I was a little surprised to find that the node ids are ints and that there isn't a lot of data attached to them:

pd.Series(type(n) for n in nxo.graph.nodes).value_counts()
<class 'int'>    920388

nxo.node_info(1).data
{'name': 'Organisms Category',
 'description': None,
 'pubchem_hnid': 1269010,
 'url': 'http://www.ncbi.nlm.nih.gov/mesh/1000066'}

Is there another way to get the unique ids, class, and tree numbers (for descriptors)?

dhimmel commented 2 years ago

You'll want to use the MeSH in the output/mesh branch rather than the output/pubchem branch. We could consider no longer exporting MeSH from pubchem now that we have a dedicated export path for MeSH.
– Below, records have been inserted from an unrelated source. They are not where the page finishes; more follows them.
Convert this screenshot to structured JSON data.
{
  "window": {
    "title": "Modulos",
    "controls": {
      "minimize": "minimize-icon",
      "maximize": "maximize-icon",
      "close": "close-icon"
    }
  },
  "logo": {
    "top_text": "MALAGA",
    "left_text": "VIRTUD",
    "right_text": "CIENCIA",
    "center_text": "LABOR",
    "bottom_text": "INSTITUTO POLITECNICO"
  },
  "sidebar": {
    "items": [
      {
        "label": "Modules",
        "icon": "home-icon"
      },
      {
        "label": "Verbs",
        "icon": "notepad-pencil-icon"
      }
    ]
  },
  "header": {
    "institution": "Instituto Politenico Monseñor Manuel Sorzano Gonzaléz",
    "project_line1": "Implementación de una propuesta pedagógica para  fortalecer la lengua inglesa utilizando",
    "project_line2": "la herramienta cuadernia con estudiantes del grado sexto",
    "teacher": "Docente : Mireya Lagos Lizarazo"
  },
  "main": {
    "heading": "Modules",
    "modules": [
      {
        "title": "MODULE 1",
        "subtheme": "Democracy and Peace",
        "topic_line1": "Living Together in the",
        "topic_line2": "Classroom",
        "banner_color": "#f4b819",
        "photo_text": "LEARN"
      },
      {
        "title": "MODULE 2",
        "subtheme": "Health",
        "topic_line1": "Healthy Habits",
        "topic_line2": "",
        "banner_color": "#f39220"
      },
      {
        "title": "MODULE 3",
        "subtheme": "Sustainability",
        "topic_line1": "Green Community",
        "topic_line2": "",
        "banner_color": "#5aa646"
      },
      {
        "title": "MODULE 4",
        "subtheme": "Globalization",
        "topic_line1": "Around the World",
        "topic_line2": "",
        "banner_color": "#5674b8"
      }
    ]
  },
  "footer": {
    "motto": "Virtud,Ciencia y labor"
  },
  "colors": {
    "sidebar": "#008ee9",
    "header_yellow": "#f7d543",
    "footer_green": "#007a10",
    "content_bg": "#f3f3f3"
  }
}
See the data here. Regarding the weird directory path undefined/actions_github_pages_1651177463639, looking into that in https://github.com/peaceiris/actions-gh-pages/issues/740, but data is still usable, just make sure to commit hash version.

dhimmel commented 2 years ago

You'll probably want the mesh_topical_descriptor_descendants.json.gz network. It only includes nodes that descend from a Topical Descriptor and so would exclude parts of MeSH such as Geographical Descriptors and disconnected Supplemental Concept Records.

eric-czech commented 2 years ago

You'll want to use the MeSH in the output/mesh branch rather than the output/pubchem branch.

🤦

See the data here.

Awesome, thanks! That works.

dhimmel commented 2 years ago

BTW if you'd like MeSH 2022, it will now be created upon the next CI mesh export following d0b3c82738c600448b026a3cd20152a5de8c4780 (which might now work due to the deploy bug)

eric-czech commented 2 years ago

That would be really great actually. Can I kick off these workflows myself sooner in https://github.com/related-sciences/nxontology-data/actions/workflows/create.yaml? Should I check "Overwrite output on an existing branch"?

dhimmel commented 2 years ago

Yes kick off yourself and select overwrite, but I'm worried there will be a deployment bug. If so, you could try deleting the output/mesh branch and then rerunning. Should work that way.

eric-czech commented 2 years ago

https://github.com/related-sciences/nxontology-data/actions/runs/2296536149 🎉

It did fail the first time but not the second after deleting the branch, as you suggested.

dhimmel commented 1 year ago

Regarding the weird directory path undefined/actions_github_pages_1651177463639

https://github.com/related-sciences/nxontology-data/pull/6 fixed the weird path issue, so now the output/mesh branch contents are proper.